DéplACer une usine parce qu’elle pollue trop, c’est le chantier titanesque que les autorités chinoises ont imposé à l’aciérie Shougang. En jeu, le ciel de Pékin. Voilà un peu plus d’un an, les autorités étaient fébriles ; comme chaque été, un épais brouillard noyait la capitale. Et la Chine, tout affairée qu’elle était à préparer les 29e Jeux olympiques, ne pouvait le tolérer. Pour garantir un ciel azur aux athlètes, il n’y eut guère d’autre solution que de mettre en sommeil les activités industrielles de l’ensemble du bassin du Hebei, où vivent 100 millions d’habitants. Parmi les industries visées, on trouve un monstre : le colosse de l’acier Shougang, et son usine en proche périphérie de Pékin.
Ex numéro 1 du secteur, le groupe sidérurgique appartient au gouvernement municipal depuis la prise de pouvoir des communistes. Et Shougang soufflait chaque année près de la moitié des polluants industriels de Pékin, soit 18 000 tonnes de particules. Entre les infiltrations toxiques des nappes phréatiques et le linge noirci d’avoir séché à l’air libre, l’aciérie était devenue un problème de santé publique. D’autant que l’urbanisation galopante de la capitale avait fini par rapprocher de ses hauts fourneaux les barres d’immeubles de l’Ouest pékinois.

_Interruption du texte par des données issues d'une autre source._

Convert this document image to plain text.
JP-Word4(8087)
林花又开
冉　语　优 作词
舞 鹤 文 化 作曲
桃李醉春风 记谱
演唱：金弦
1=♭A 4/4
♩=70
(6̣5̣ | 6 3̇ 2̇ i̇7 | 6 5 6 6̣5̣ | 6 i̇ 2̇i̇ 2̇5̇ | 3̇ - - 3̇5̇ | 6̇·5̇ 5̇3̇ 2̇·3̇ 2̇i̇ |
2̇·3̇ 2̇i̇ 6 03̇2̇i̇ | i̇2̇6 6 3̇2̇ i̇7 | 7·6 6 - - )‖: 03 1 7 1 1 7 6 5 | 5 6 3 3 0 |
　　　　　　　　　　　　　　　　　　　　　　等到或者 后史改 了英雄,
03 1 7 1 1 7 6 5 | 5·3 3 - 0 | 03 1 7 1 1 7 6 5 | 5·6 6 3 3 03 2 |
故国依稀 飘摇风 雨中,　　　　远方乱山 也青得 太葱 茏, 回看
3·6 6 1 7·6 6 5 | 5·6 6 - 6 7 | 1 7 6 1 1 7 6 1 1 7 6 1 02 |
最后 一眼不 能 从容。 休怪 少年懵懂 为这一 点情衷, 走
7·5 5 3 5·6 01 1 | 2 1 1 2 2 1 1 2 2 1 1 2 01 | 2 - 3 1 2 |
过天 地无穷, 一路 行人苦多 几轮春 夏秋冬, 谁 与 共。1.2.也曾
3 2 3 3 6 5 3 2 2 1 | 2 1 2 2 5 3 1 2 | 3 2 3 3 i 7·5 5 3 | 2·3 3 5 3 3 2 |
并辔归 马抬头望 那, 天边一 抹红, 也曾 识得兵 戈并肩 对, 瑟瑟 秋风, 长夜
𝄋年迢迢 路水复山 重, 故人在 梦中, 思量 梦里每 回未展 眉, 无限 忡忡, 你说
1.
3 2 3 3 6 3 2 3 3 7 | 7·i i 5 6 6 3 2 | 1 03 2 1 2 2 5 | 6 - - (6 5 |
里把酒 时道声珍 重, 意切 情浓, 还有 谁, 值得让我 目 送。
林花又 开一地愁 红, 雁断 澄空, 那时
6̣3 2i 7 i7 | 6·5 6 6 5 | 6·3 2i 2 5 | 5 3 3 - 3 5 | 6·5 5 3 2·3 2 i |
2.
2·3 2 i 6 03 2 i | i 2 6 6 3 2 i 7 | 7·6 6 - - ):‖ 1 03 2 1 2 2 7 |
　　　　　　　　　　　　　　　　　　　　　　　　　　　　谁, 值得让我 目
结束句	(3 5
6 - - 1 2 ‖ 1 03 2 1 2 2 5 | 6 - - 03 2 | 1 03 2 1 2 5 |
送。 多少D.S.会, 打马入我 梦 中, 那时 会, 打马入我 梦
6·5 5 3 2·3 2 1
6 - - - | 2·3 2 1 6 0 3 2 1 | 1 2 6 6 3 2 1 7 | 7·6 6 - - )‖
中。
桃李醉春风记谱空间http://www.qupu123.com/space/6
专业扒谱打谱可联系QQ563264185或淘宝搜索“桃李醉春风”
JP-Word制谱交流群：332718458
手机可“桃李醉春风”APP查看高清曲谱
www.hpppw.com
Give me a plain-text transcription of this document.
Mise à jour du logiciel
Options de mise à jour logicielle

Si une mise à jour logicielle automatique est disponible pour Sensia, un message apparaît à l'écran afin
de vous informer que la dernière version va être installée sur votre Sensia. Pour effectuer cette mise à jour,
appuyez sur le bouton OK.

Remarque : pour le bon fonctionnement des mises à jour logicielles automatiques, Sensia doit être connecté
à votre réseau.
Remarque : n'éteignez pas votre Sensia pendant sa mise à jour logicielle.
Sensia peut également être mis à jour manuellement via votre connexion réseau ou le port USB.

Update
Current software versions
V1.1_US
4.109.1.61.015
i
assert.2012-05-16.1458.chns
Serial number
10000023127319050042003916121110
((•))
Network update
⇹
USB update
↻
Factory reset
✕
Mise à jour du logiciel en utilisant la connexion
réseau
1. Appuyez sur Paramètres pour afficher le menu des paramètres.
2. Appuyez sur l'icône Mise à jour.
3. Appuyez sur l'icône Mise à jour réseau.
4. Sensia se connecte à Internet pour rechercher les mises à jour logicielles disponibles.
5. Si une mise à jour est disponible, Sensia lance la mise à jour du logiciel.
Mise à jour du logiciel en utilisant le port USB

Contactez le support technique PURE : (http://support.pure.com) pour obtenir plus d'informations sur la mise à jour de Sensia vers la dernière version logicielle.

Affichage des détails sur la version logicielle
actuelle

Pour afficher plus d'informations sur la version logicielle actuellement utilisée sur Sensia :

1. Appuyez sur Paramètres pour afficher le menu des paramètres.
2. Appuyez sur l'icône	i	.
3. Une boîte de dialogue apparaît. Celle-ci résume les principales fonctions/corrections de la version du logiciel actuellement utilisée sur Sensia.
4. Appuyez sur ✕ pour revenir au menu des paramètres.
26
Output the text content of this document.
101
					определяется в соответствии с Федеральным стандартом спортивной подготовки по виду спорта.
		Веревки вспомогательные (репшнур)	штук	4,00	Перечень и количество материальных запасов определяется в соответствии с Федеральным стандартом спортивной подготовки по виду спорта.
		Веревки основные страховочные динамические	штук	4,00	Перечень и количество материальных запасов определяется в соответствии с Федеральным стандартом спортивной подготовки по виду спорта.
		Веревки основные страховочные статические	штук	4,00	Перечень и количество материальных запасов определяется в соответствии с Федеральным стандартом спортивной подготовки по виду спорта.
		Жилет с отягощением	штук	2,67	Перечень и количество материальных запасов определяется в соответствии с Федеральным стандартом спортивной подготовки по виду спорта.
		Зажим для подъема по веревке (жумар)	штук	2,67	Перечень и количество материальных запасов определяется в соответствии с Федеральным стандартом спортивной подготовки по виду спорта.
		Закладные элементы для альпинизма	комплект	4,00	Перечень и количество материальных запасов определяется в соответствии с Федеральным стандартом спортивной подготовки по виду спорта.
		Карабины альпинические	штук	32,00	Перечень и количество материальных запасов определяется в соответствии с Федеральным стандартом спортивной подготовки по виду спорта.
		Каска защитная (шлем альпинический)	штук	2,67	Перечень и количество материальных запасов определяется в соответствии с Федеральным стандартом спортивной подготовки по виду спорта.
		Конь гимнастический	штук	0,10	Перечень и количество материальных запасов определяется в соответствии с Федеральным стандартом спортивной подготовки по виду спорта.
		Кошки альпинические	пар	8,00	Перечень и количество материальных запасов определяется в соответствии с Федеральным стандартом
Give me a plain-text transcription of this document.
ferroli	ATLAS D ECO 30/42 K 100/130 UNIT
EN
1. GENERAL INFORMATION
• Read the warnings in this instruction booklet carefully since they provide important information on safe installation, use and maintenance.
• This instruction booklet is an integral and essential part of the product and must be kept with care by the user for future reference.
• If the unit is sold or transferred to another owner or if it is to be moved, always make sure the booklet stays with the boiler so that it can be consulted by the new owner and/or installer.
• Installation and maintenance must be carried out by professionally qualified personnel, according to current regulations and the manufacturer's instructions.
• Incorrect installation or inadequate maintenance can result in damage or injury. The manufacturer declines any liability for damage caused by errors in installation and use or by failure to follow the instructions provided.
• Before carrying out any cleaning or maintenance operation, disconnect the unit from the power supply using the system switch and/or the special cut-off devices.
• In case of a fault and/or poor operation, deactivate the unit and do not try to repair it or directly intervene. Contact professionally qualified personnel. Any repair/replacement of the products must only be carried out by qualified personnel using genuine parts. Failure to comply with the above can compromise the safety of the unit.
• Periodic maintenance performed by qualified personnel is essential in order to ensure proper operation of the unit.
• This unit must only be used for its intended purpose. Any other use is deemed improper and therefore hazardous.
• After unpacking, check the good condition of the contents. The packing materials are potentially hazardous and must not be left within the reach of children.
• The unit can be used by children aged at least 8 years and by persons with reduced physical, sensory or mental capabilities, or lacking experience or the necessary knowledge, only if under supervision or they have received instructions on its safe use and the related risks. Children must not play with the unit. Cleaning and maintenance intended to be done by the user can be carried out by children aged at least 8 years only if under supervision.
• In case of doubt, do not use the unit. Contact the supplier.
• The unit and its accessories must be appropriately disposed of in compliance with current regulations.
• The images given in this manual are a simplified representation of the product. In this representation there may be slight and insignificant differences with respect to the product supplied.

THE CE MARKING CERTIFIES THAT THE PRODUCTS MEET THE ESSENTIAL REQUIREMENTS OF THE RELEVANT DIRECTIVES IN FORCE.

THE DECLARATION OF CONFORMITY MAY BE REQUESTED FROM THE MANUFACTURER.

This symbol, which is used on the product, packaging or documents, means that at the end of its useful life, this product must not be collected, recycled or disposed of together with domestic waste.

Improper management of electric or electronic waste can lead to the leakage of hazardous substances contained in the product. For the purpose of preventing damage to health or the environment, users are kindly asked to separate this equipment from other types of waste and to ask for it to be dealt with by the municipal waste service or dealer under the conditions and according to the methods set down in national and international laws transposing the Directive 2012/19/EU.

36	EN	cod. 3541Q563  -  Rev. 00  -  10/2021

C’est sur l’îlot sablonneux de Caofeidian que renaîtra Shougang, pour un passage de relais final prévu en 2010. En attendant d’éteindre son dernier haut fourneau, le site de Pékin réduit la voilure : seuls 4 millions de tonnes d’acier, contre 8 auparavant, en sortiront cette année. Quant aux émissions polluantes, elles ont diminué de moitié, au grand soulagement du quartier. « On l’a vu pendant les JO, il suffit de quelques jours pour que l’atmosphère redevienne saine dès que les émissions polluantes sont stoppées », explique Hélène Cachier, du Laboratoire des sciences, du climat et de l'environnement (CEA/CNRS).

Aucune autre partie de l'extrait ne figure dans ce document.